Perhaps there’s a certain irony in a story about a fireworks factory mostly keeping away from explosive drama. Yoshitoshi Shinomiya‘s lowkey feature directorial debut A New Dawn is at the very least visually captivating, comprised of lush and rather hypnotic production design. The story is small scale focusing on a trio of friends who try to save a fireworks factory in their hometown, but the imagery feels expansive and lush. A New Dawn begins with a beautiful and vaguely familiar display of this beauty: the flowing, painterly imagery of its opening sequence recalls Shinomiya’s work on the flashback sequence in Makoto Shinkai‘s your name., immediately showing that the film’s visuals might transcend its small town drama.

A background artist himself on films by Makoto Shinkai as well as the similarly resplendent Pompo: The Cinéphile, it makes sense that this history would be felt in the background works of A New Dawn. They’re dense with detail, rich with almost luminous color and illustrative texture. Shinomiya, who also wrote and storyboarded the film, veers away from the photorealism associated with someone like Shinkai through some impressionist touches – like the splotches of green paint which represent treelines – which sometimes turns into outright abstraction like when a character begins to run through the space. Sometimes there are swaying, morphing textures in the background as splotches of paint subtly shift around. On a more intimate level, the cluttered and characterful interior spaces tell a story too. This is a long-winded way of saying A New Dawn looks really, really good.

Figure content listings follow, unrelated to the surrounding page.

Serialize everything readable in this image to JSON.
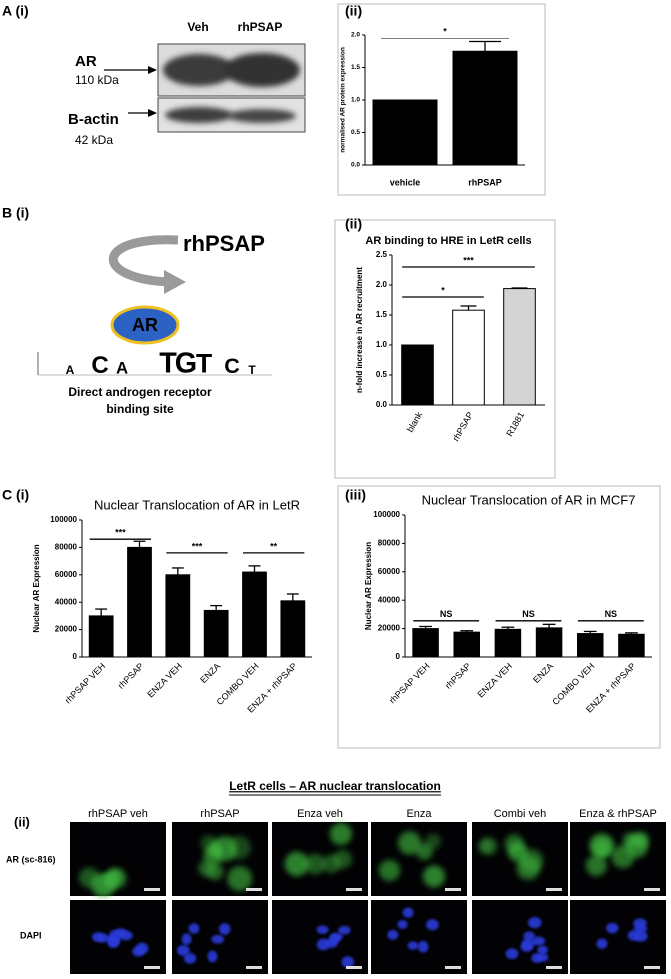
{
  "western_blot": {
    "panel": "A (i)",
    "lanes": [
      "Veh",
      "rhPSAP"
    ],
    "bands": [
      {
        "name": "AR",
        "size": "110 kDa"
      },
      {
        "name": "B-actin",
        "size": "42 kDa"
      }
    ]
  },
  "diagram": {
    "panel": "B (i)",
    "ligand": "rhPSAP",
    "receptor": "AR",
    "motif": [
      "A",
      "C",
      "A",
      "T",
      "G",
      "T",
      "C",
      "T"
    ],
    "caption": [
      "Direct androgen receptor",
      "binding site"
    ]
  },
  "chart_data": [
    {
      "type": "bar",
      "panel": "(ii)",
      "ylabel": "normalised AR protein expression",
      "categories": [
        "vehicle",
        "rhPSAP"
      ],
      "values": [
        1.0,
        1.75
      ],
      "errors": [
        null,
        0.15
      ],
      "color": "#000000",
      "ylim": [
        0,
        2.0
      ],
      "yticks": [
        {
          "value": 0,
          "label": "0.0"
        },
        0.5,
        {
          "value": 1,
          "label": "1.0"
        },
        1.5,
        {
          "value": 2,
          "label": "2.0"
        }
      ],
      "xtick_rotation": 0,
      "annotations": [
        {
          "text": "*",
          "from": 0,
          "to": 1,
          "y": 1.95
        }
      ]
    },
    {
      "type": "bar",
      "panel": "(ii)",
      "title": "AR binding to HRE in LetR cells",
      "ylabel": "n-fold increase in AR recruitment",
      "categories": [
        "blank",
        "rhPSAP",
        "R1881"
      ],
      "values": [
        1.0,
        1.58,
        1.94
      ],
      "errors": [
        null,
        0.07,
        0.01
      ],
      "colors": [
        "#000000",
        "#ffffff",
        "#d4d4d4"
      ],
      "ylim": [
        0,
        2.5
      ],
      "yticks": [
        {
          "value": 0,
          "label": "0.0"
        },
        0.5,
        {
          "value": 1,
          "label": "1.0"
        },
        1.5,
        {
          "value": 2,
          "label": "2.0"
        },
        2.5
      ],
      "xtick_rotation": -60,
      "annotations": [
        {
          "text": "*",
          "from": 0,
          "to": 1,
          "y": 1.8
        },
        {
          "text": "***",
          "from": 0,
          "to": 2,
          "y": 2.3
        }
      ]
    },
    {
      "type": "bar",
      "panel": "C (i)",
      "title": "Nuclear Translocation of AR in LetR",
      "ylabel": "Nuclear AR Expression",
      "categories": [
        "rhPSAP VEH",
        "rhPSAP",
        "ENZA VEH",
        "ENZA",
        "COMBO VEH",
        "ENZA + rhPSAP"
      ],
      "values": [
        30000,
        80000,
        60000,
        34000,
        62000,
        41000
      ],
      "errors": [
        5000,
        4500,
        5000,
        3500,
        4500,
        5000
      ],
      "color": "#000000",
      "ylim": [
        0,
        100000
      ],
      "yticks": [
        0,
        20000,
        40000,
        60000,
        80000,
        100000
      ],
      "xtick_rotation": -45,
      "annotations": [
        {
          "text": "***",
          "from": 0,
          "to": 1,
          "y": 86000
        },
        {
          "text": "***",
          "from": 2,
          "to": 3,
          "y": 76000
        },
        {
          "text": "**",
          "from": 4,
          "to": 5,
          "y": 76000
        }
      ]
    },
    {
      "type": "bar",
      "panel": "(iii)",
      "title": "Nuclear Translocation of AR in MCF7",
      "ylabel": "Nuclear AR Expression",
      "categories": [
        "rhPSAP VEH",
        "rhPSAP",
        "ENZA VEH",
        "ENZA",
        "COMBO VEH",
        "ENZA + rhPSAP"
      ],
      "values": [
        20000,
        17500,
        19500,
        20500,
        16500,
        16000
      ],
      "errors": [
        1500,
        1000,
        1500,
        2500,
        1500,
        1000
      ],
      "color": "#000000",
      "ylim": [
        0,
        100000
      ],
      "yticks": [
        0,
        20000,
        40000,
        60000,
        80000,
        100000
      ],
      "xtick_rotation": -45,
      "annotations": [
        {
          "text": "NS",
          "from": 0,
          "to": 1,
          "y": 25500
        },
        {
          "text": "NS",
          "from": 2,
          "to": 3,
          "y": 25500
        },
        {
          "text": "NS",
          "from": 4,
          "to": 5,
          "y": 25500
        }
      ]
    }
  ],
  "microscopy": {
    "title": "LetR cells – AR nuclear translocation",
    "panel": "(ii)",
    "columns": [
      "rhPSAP veh",
      "rhPSAP",
      "Enza veh",
      "Enza",
      "Combi veh",
      "Enza & rhPSAP"
    ],
    "rows": [
      "AR (sc-816)",
      "DAPI"
    ]
  }
}
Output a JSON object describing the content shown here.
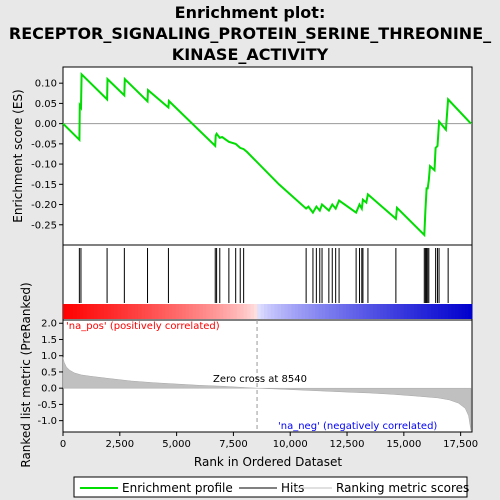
{
  "title_lines": [
    "Enrichment plot:",
    "RECEPTOR_SIGNALING_PROTEIN_SERINE_THREONINE_",
    "KINASE_ACTIVITY"
  ],
  "colors": {
    "es_line": "#00dd00",
    "hits": "#000000",
    "metric_fill": "#c0c0c0",
    "pos_label": "#ff0000",
    "neg_label": "#0000ff",
    "zero_line": "#999999",
    "bar_red": "#ff0000",
    "bar_blue": "#0000cc",
    "panel_border": "#000000",
    "background": "#ffffff",
    "header_bg": "#e8e8e8"
  },
  "chart_data": [
    {
      "type": "line",
      "name": "enrichment_profile",
      "ylabel": "Enrichment score (ES)",
      "xlim": [
        0,
        18000
      ],
      "ylim": [
        -0.3,
        0.14
      ],
      "yticks": [
        0.1,
        0.05,
        0.0,
        -0.05,
        -0.1,
        -0.15,
        -0.2,
        -0.25
      ],
      "ytick_labels": [
        "0.10",
        "0.05",
        "0.00",
        "-0.05",
        "-0.10",
        "-0.15",
        "-0.20",
        "-0.25"
      ],
      "zero_line": true,
      "points": [
        [
          0,
          0.0
        ],
        [
          720,
          -0.04
        ],
        [
          740,
          0.045
        ],
        [
          790,
          0.04
        ],
        [
          820,
          0.122
        ],
        [
          1940,
          0.06
        ],
        [
          1960,
          0.11
        ],
        [
          2700,
          0.07
        ],
        [
          2720,
          0.11
        ],
        [
          3720,
          0.055
        ],
        [
          3740,
          0.083
        ],
        [
          4640,
          0.04
        ],
        [
          4660,
          0.056
        ],
        [
          6700,
          -0.055
        ],
        [
          6720,
          -0.03
        ],
        [
          6760,
          -0.025
        ],
        [
          6900,
          -0.035
        ],
        [
          7000,
          -0.033
        ],
        [
          7300,
          -0.045
        ],
        [
          7600,
          -0.05
        ],
        [
          7800,
          -0.06
        ],
        [
          7950,
          -0.063
        ],
        [
          8100,
          -0.07
        ],
        [
          9500,
          -0.15
        ],
        [
          10700,
          -0.21
        ],
        [
          10800,
          -0.205
        ],
        [
          11000,
          -0.22
        ],
        [
          11150,
          -0.205
        ],
        [
          11300,
          -0.215
        ],
        [
          11400,
          -0.2
        ],
        [
          11700,
          -0.215
        ],
        [
          11850,
          -0.2
        ],
        [
          12000,
          -0.21
        ],
        [
          12150,
          -0.19
        ],
        [
          12900,
          -0.22
        ],
        [
          13050,
          -0.2
        ],
        [
          13150,
          -0.21
        ],
        [
          13200,
          -0.188
        ],
        [
          13350,
          -0.195
        ],
        [
          13420,
          -0.175
        ],
        [
          14650,
          -0.235
        ],
        [
          14700,
          -0.208
        ],
        [
          15900,
          -0.275
        ],
        [
          15950,
          -0.215
        ],
        [
          16000,
          -0.16
        ],
        [
          16050,
          -0.16
        ],
        [
          16100,
          -0.14
        ],
        [
          16150,
          -0.105
        ],
        [
          16350,
          -0.115
        ],
        [
          16400,
          -0.06
        ],
        [
          16480,
          -0.055
        ],
        [
          16550,
          0.005
        ],
        [
          16850,
          -0.015
        ],
        [
          16950,
          0.06
        ],
        [
          17950,
          0.0
        ]
      ]
    },
    {
      "type": "scatter",
      "name": "hits",
      "xlim": [
        0,
        18000
      ],
      "x": [
        720,
        790,
        1940,
        2700,
        3720,
        4640,
        6700,
        6760,
        6900,
        7300,
        7600,
        7800,
        7950,
        10700,
        11000,
        11150,
        11300,
        11400,
        11700,
        11850,
        12000,
        12150,
        12900,
        13050,
        13150,
        13200,
        13420,
        14650,
        15900,
        15950,
        16000,
        16050,
        16100,
        16400,
        16480,
        16550,
        16950
      ]
    },
    {
      "type": "area",
      "name": "ranked_list_metric",
      "xlabel": "Rank in Ordered Dataset",
      "ylabel": "Ranked list metric (PreRanked)",
      "xlim": [
        0,
        18000
      ],
      "ylim": [
        -1.35,
        2.1
      ],
      "yticks": [
        2.0,
        1.5,
        1.0,
        0.5,
        0.0,
        -0.5,
        -1.0
      ],
      "ytick_labels": [
        "2.0",
        "1.5",
        "1.0",
        "0.5",
        "0.0",
        "-0.5",
        "-1.0"
      ],
      "xticks": [
        0,
        2500,
        5000,
        7500,
        10000,
        12500,
        15000,
        17500
      ],
      "xtick_labels": [
        "0",
        "2,500",
        "5,000",
        "7,500",
        "10,000",
        "12,500",
        "15,000",
        "17,500"
      ],
      "points": [
        [
          0,
          0.95
        ],
        [
          50,
          0.8
        ],
        [
          150,
          0.65
        ],
        [
          300,
          0.55
        ],
        [
          500,
          0.47
        ],
        [
          800,
          0.41
        ],
        [
          1200,
          0.37
        ],
        [
          2000,
          0.3
        ],
        [
          3000,
          0.22
        ],
        [
          4000,
          0.17
        ],
        [
          5000,
          0.13
        ],
        [
          6000,
          0.09
        ],
        [
          7000,
          0.06
        ],
        [
          8000,
          0.02
        ],
        [
          8540,
          0.0
        ],
        [
          9500,
          -0.03
        ],
        [
          10500,
          -0.06
        ],
        [
          11500,
          -0.09
        ],
        [
          12500,
          -0.12
        ],
        [
          13500,
          -0.15
        ],
        [
          14500,
          -0.19
        ],
        [
          15500,
          -0.24
        ],
        [
          16500,
          -0.3
        ],
        [
          17000,
          -0.36
        ],
        [
          17400,
          -0.46
        ],
        [
          17700,
          -0.62
        ],
        [
          17850,
          -0.85
        ],
        [
          17950,
          -1.3
        ]
      ],
      "zero_cross_label": "Zero cross at 8540",
      "zero_cross": 8540,
      "pos_label": "'na_pos' (positively correlated)",
      "neg_label": "'na_neg' (negatively correlated)"
    }
  ],
  "legend": {
    "items": [
      {
        "label": "Enrichment profile",
        "color": "#00dd00",
        "kind": "line"
      },
      {
        "label": "Hits",
        "color": "#000000",
        "kind": "vline"
      },
      {
        "label": "Ranking metric scores",
        "color": "#c0c0c0",
        "kind": "fill"
      }
    ]
  }
}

It’s not just in the tableaux of its countryside habitats and ramshackle living spaces carved out of abandoned warehouses, but there’s a sense of invention permeating through A New Dawn‘s various experiments with visual languages of animation. The most prominent is an incredibly charming stop motion animated sequence using a cardboard diorama and real human hands invading the shot in a creative reflection of a drunken character’s perspective. Even though it broadly still looks “anime” through its character design, there are also smaller details which work to set A New Dawn apart from its contemporaries, touches like its occasional lineless artwork or the way rain is defined through smudged black brushstrokes.

It’s in the screenwriting where A New Dawn begins to feel more run of the mill. Its story about the constant chasing of the majesty of a fabled firework “Shuhari” feels both familiar in its premise but also a little bit alienating in its structure. The importance of the firework itself never feels clear – the moment its mystery is unravelled hardly feels like a revelation as a result, something amplified by how the writing often obfuscates what anyone is talking about. The whole story feels a little distancing, and despite the allure of the background art and design of the spaces the characters inhabit, the people themselves feel constantly at arms length.

It almost pulls things back with its climax – the detonation of the “Shuhari” goes a long way in justifying the circular conversations about its nature and origins – a painted streak of light launches into the sky before turning into something otherworldly, suddenly tripling down on the film’s captivating exaggerations.